A great habit is the one you keep.
As well as racing professionally in Ironman Triathlon I also coach many athletes on their Ironman journey. What I have found is that the daily grind of training, as opposed to the actual race day, is the main challenge for athletes trying to achieve this monumental goal.
Whether it be personal or work goals, self-belief and confidence comes from instilling great habits into training for these goals. The two that I believe are most important are meticulous preparation and consistency.
Forming a habit of meticulous preparation enables you to put as much of a situation in your control as possible. This removes fear and self-doubt.
One way I develop self-belief in people is to outline a specific routine for them to follow. This is based off the degree of preparation I did before races and how it improved my performances. In my mentoring work I have found that the fear of public speaking is prevalent amongst so many working in corporate environments.
An example of meticulous preparation in this situation is that I have people practice the presentation at least three times before the day of presentation.
This must include presenting to a group of people who have no knowledge of the subject matter.
If this group of people understand the key points of the presentation, then you know you've got it right. Secondly is getting up early on presentation day and practicing twice before arriving at the venue and then once at the venue. This degree of preparation gives confidence and self-belief and can be applied in the pursuit of any objective or goal.

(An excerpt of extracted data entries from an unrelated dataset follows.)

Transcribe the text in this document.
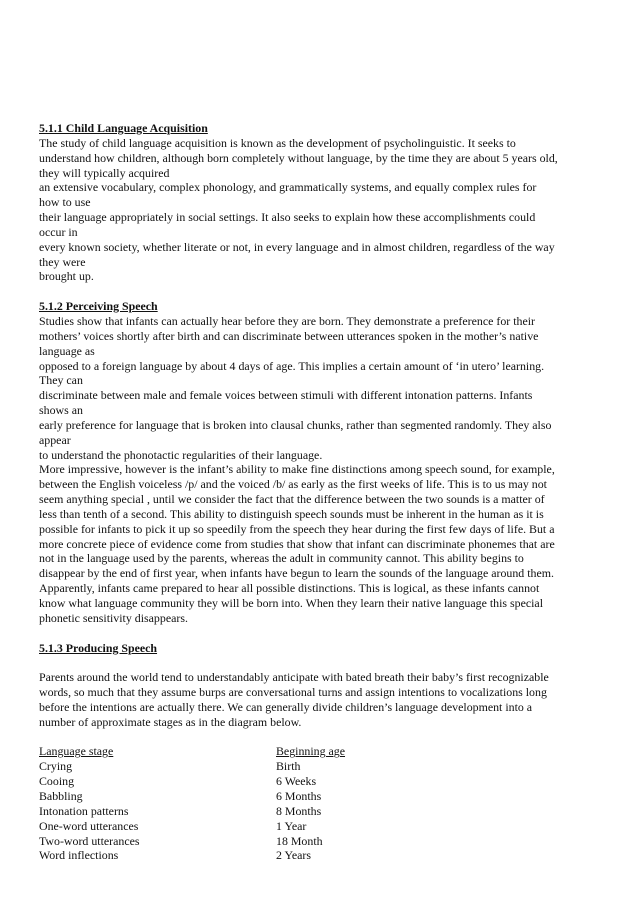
5.1.1 Child Language Acquisition
The study of child language acquisition is known as the development of psycholinguistic. It seeks to
understand how children, although born completely without language, by the time they are about 5 years old,
they will typically acquired
an extensive vocabulary, complex phonology, and grammatically systems, and equally complex rules for
how to use
their language appropriately in social settings. It also seeks to explain how these accomplishments could
occur in
every known society, whether literate or not, in every language and in almost children, regardless of the way
they were
brought up.
5.1.2 Perceiving Speech
Studies show that infants can actually hear before they are born. They demonstrate a preference for their
mothers’ voices shortly after birth and can discriminate between utterances spoken in the mother’s native
language as
opposed to a foreign language by about 4 days of age. This implies a certain amount of ‘in utero’ learning.
They can
discriminate between male and female voices between stimuli with different intonation patterns. Infants
shows an
early preference for language that is broken into clausal chunks, rather than segmented randomly. They also
appear
to understand the phonotactic regularities of their language.
More impressive, however is the infant’s ability to make fine distinctions among speech sound, for example,
between the English voiceless /p/ and the voiced /b/ as early as the first weeks of life. This is to us may not
seem anything special , until we consider the fact that the difference between the two sounds is a matter of
less than tenth of a second. This ability to distinguish speech sounds must be inherent in the human as it is
possible for infants to pick it up so speedily from the speech they hear during the first few days of life. But a
more concrete piece of evidence come from studies that show that infant can discriminate phonemes that are
not in the language used by the parents, whereas the adult in community cannot. This ability begins to
disappear by the end of first year, when infants have begun to learn the sounds of the language around them.
Apparently, infants came prepared to hear all possible distinctions. This is logical, as these infants cannot
know what language community they will be born into. When they learn their native language this special
phonetic sensitivity disappears.
5.1.3 Producing Speech
Parents around the world tend to understandably anticipate with bated breath their baby’s first recognizable
words, so much that they assume burps are conversational turns and assign intentions to vocalizations long
before the intentions are actually there. We can generally divide children’s language development into a
number of approximate stages as in the diagram below.
Language stage	Beginning age
Crying	Birth
Cooing	6 Weeks
Babbling	6 Months
Intonation patterns	8 Months
One-word utterances	1 Year
Two-word utterances	18 Month
Word inflections	2 Years
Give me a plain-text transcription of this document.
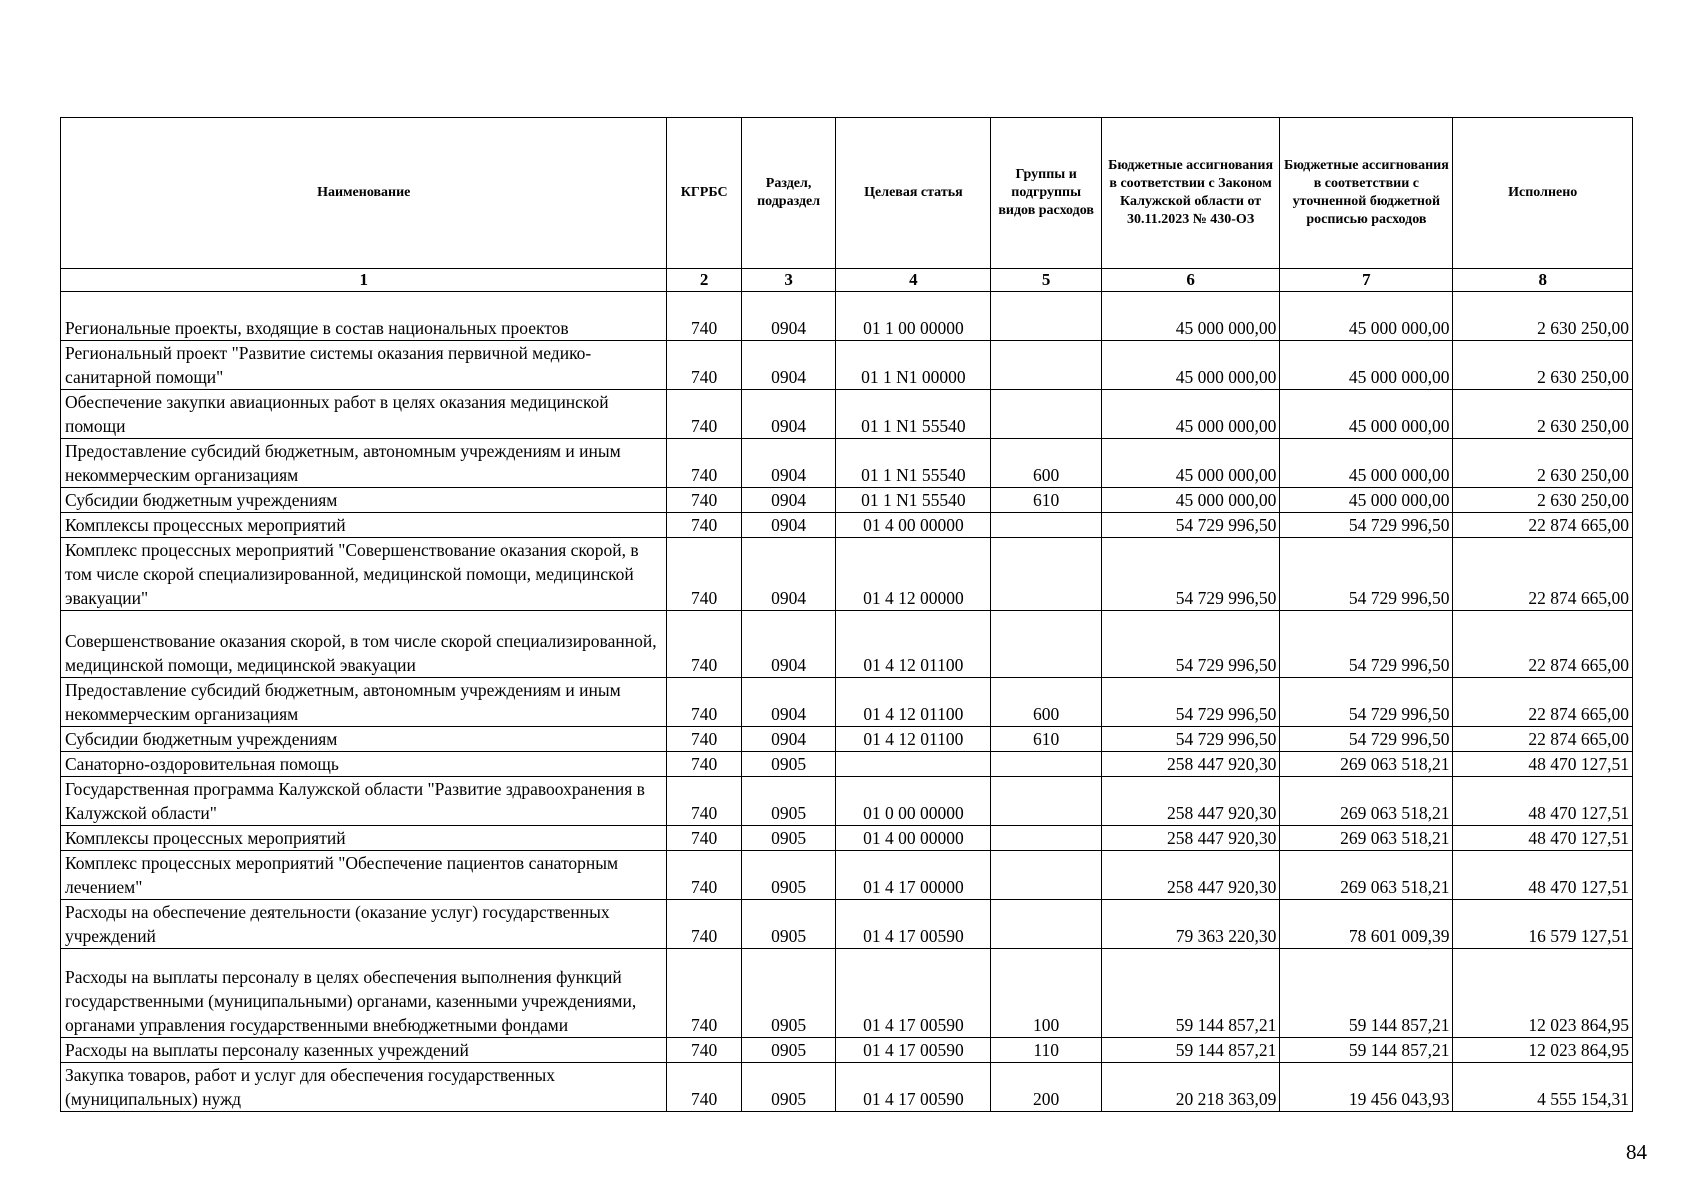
Наименование	КГРБС	Раздел, подраздел	Целевая статья	Группы и подгруппы видов расходов	Бюджетные ассигнования в соответствии с Законом Калужской области от 30.11.2023 № 430-ОЗ	Бюджетные ассигнования в соответствии с уточненной бюджетной росписью расходов	Исполнено
1	2	3	4	5	6	7	8
Региональные проекты, входящие в состав национальных проектов	740	0904	01 1 00 00000		45 000 000,00	45 000 000,00	2 630 250,00
Региональный проект "Развитие системы оказания первичной медико-санитарной помощи"	740	0904	01 1 N1 00000		45 000 000,00	45 000 000,00	2 630 250,00
Обеспечение закупки авиационных работ в целях оказания медицинской помощи	740	0904	01 1 N1 55540		45 000 000,00	45 000 000,00	2 630 250,00
Предоставление субсидий бюджетным, автономным учреждениям и иным некоммерческим организациям	740	0904	01 1 N1 55540	600	45 000 000,00	45 000 000,00	2 630 250,00
Субсидии бюджетным учреждениям	740	0904	01 1 N1 55540	610	45 000 000,00	45 000 000,00	2 630 250,00
Комплексы процессных мероприятий	740	0904	01 4 00 00000		54 729 996,50	54 729 996,50	22 874 665,00
Комплекс процессных мероприятий "Совершенствование оказания скорой, в том числе скорой специализированной, медицинской помощи, медицинской эвакуации"	740	0904	01 4 12 00000		54 729 996,50	54 729 996,50	22 874 665,00
Совершенствование оказания скорой, в том числе скорой специализированной, медицинской помощи, медицинской эвакуации	740	0904	01 4 12 01100		54 729 996,50	54 729 996,50	22 874 665,00
Предоставление субсидий бюджетным, автономным учреждениям и иным некоммерческим организациям	740	0904	01 4 12 01100	600	54 729 996,50	54 729 996,50	22 874 665,00
Субсидии бюджетным учреждениям	740	0904	01 4 12 01100	610	54 729 996,50	54 729 996,50	22 874 665,00
Санаторно-оздоровительная помощь	740	0905			258 447 920,30	269 063 518,21	48 470 127,51
Государственная программа Калужской области "Развитие здравоохранения в Калужской области"	740	0905	01 0 00 00000		258 447 920,30	269 063 518,21	48 470 127,51
Комплексы процессных мероприятий	740	0905	01 4 00 00000		258 447 920,30	269 063 518,21	48 470 127,51
Комплекс процессных мероприятий "Обеспечение пациентов санаторным лечением"	740	0905	01 4 17 00000		258 447 920,30	269 063 518,21	48 470 127,51
Расходы на обеспечение деятельности (оказание услуг) государственных учреждений	740	0905	01 4 17 00590		79 363 220,30	78 601 009,39	16 579 127,51
Расходы на выплаты персоналу в целях обеспечения выполнения функций государственными (муниципальными) органами, казенными учреждениями, органами управления государственными внебюджетными фондами	740	0905	01 4 17 00590	100	59 144 857,21	59 144 857,21	12 023 864,95
Расходы на выплаты персоналу казенных учреждений	740	0905	01 4 17 00590	110	59 144 857,21	59 144 857,21	12 023 864,95
Закупка товаров, работ и услуг для обеспечения государственных (муниципальных) нужд	740	0905	01 4 17 00590	200	20 218 363,09	19 456 043,93	4 555 154,31
84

The second factor that is important in developing self-belief is consistency.
Before key races I will read through my training journal and take confidence from the consistency of my training. Being consistent is not always easy and often comes down to forming the right habits, the ones you'll keep. For me, getting up at 5am for swim squad (the part of training I least enjoyed) was always a struggle.
The habit I developed was packing all my gear into the car the night before, leaving no organisation for the morning. This simple habit enabled me to keep consistent, do the training, and instill self-belief in my swim performance come race day.
In a work environment this consistency could be shown in the time you arrive for meetings, or the attitude you turn up to work with. Self-belief is not a magical formula, it comes from doing the simple things right, all the time.